An early instar of a Plain Tiger - Danaus chrysippus butterfly ingeniously feeds on the toxic milkweed Calotropis gigantea.
It carefully bites the middle of the leaf, so that the toxic milky sap flows out.
Once most of the sap is out, the caterpillar can easily feed on the less-toxic parts.
As it matures, they become more and more tolerant to the toxins, thereby consuming it easily.

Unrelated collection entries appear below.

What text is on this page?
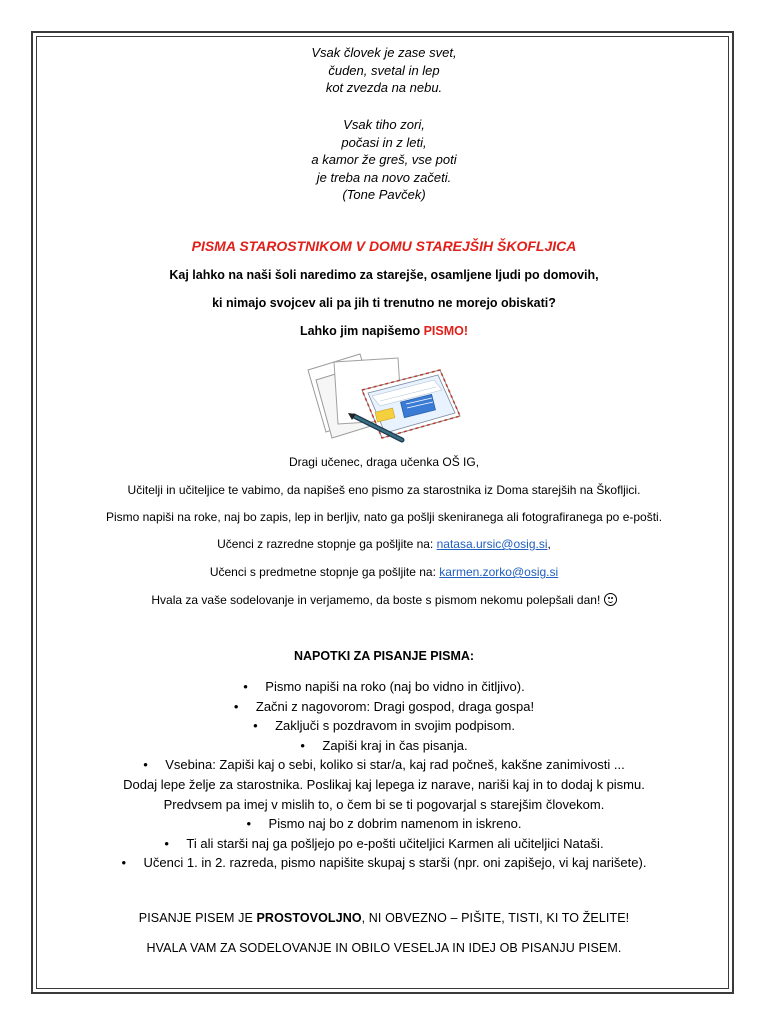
Vsak človek je zase svet,
čuden, svetal in lep
kot zvezda na nebu.
Vsak tiho zori,
počasi in z leti,
a kamor že greš, vse poti
je treba na novo začeti.
(Tone Pavček)
PISMA STAROSTNIKOM V DOMU STAREJŠIH ŠKOFLJICA
Kaj lahko na naši šoli naredimo za starejše, osamljene ljudi po domovih,
ki nimajo svojcev ali pa jih ti trenutno ne morejo obiskati?
Lahko jim napišemo PISMO!
Dragi učenec, draga učenka OŠ IG,
Učitelji in učiteljice te vabimo, da napišeš eno pismo za starostnika iz Doma starejših na Škofljici.
Pismo napiši na roke, naj bo zapis, lep in berljiv, nato ga pošlji skeniranega ali fotografiranega po e-pošti.
Učenci z razredne stopnje ga pošljite na: natasa.ursic@osig.si,
Učenci s predmetne stopnje ga pošljite na: karmen.zorko@osig.si
Hvala za vaše sodelovanje in verjamemo, da boste s pismom nekomu polepšali dan!
NAPOTKI ZA PISANJE PISMA:
• Pismo napiši na roko (naj bo vidno in čitljivo).
• Začni z nagovorom: Dragi gospod, draga gospa!
• Zaključi s pozdravom in svojim podpisom.
• Zapiši kraj in čas pisanja.
• Vsebina: Zapiši kaj o sebi, koliko si star/a, kaj rad počneš, kakšne zanimivosti ...
Dodaj lepe želje za starostnika. Poslikaj kaj lepega iz narave, nariši kaj in to dodaj k pismu.
Predvsem pa imej v mislih to, o čem bi se ti pogovarjal s starejšim človekom.
• Pismo naj bo z dobrim namenom in iskreno.
• Ti ali starši naj ga pošljejo po e-pošti učiteljici Karmen ali učiteljici Nataši.
• Učenci 1. in 2. razreda, pismo napišite skupaj s starši (npr. oni zapišejo, vi kaj narišete).
PISANJE PISEM JE PROSTOVOLJNO, NI OBVEZNO – PIŠITE, TISTI, KI TO ŽELITE!
HVALA VAM ZA SODELOVANJE IN OBILO VESELJA IN IDEJ OB PISANJU PISEM.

That being said, if you merely enjoy photographing nature, you will find wonders in your backyard itself. It’s fascinating to see documentaries of rare animals or behaviors shot in a backyard or a nearby wildlife park, taken by nature photographers who share the information with the world – be it a new bird in your backyard, an invasive insect or a rare species of ant. It is the best means of getting closer to nature and respecting it. This little step can have a significant impact on how we do our part in conservation – by starting from our own backyard. There are many resources on how to garden your backyard with native plants, how to create a butterfly garden or attract birds. If many of us engage in such a hobby, it will be a lot easier to save vanishing species such as House Sparrows in India and Gold Finches in Canada, ultimately leading a way to conserve top-of-the-food-chain animals like tigers and elephants by increased awareness. Be a photonaturalist. Respect the environment with as much care as you would your camera.
“You don’t take a photograph, you make it”, quotes Jonathan Klein. A TED talk worth watching.

1 comment:

  1. thank you so much for sharing about being a photonaturalist and the photo talk by Ted. That talk was very moving and inspirational!!